Commissioner Jon Cawley was quick to comment on the potential problems with Airbnb’s lack of guidelines from an operator’s point of view. “At what point do you say: ‘I’m not a pension, I’m an Airbnb'”?
Goodall said Mount Airy is awaiting guidance from state officials regarding the relatively new form of housing.
But he advises anyone planning to open an Airbnb facility to check with the Mount Airy Planning Department first.
Approved street closures
When is a street not really a street? The answer: when it’s never built in the first place and exists only on paper, but remains officially on the books until finally scrapped by commissioners.
That occurred at the meeting with two unopened streets, one located on North Andy Griffith Parkway in the vicinity of Food Lion and the other on East Haymore Street in the middle of town.
Both “streets” are less than 1,000 feet long and have never been accepted for maintenance by the municipality or the North Carolina Department of Transportation.
Street closure requests are typically initiated to allow neighboring property owners right-of-way or other access to sites that would not be possible if the street status were in effect.

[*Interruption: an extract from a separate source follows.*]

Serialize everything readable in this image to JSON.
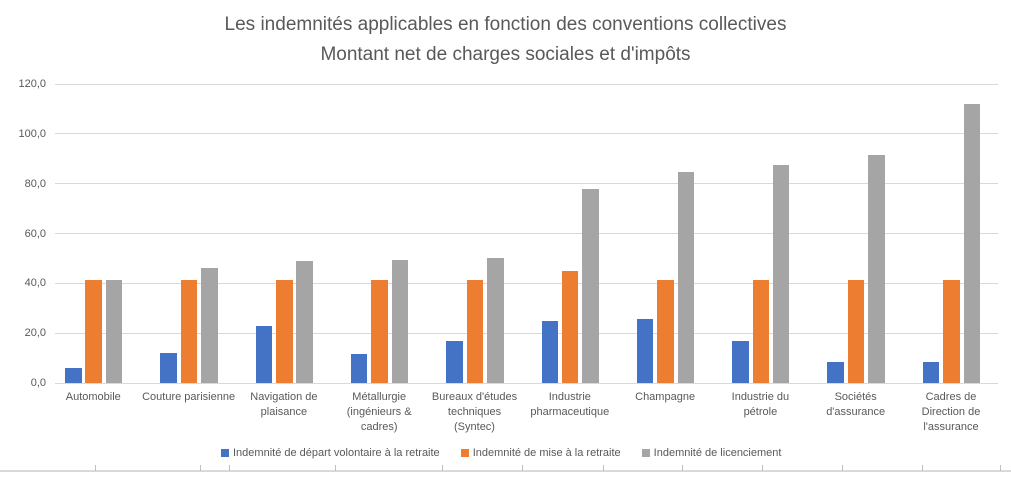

Public hearings were also required for the closures, but only one person spoke during any of them, Jody Phillips, who had requested the change of location on East Haymore Street.
“This property has been in my family for generations,” said Phillips, who mentioned that different lot configurations for residential acreage over the years ended up with a small parcel containing the “street,” which serves no purpose. .
Rights to the property involved will be divided between him and a neighboring property owner, Phillips said.
Local businessman Tom Webb called for the other North Andy Griffith Parkway closure.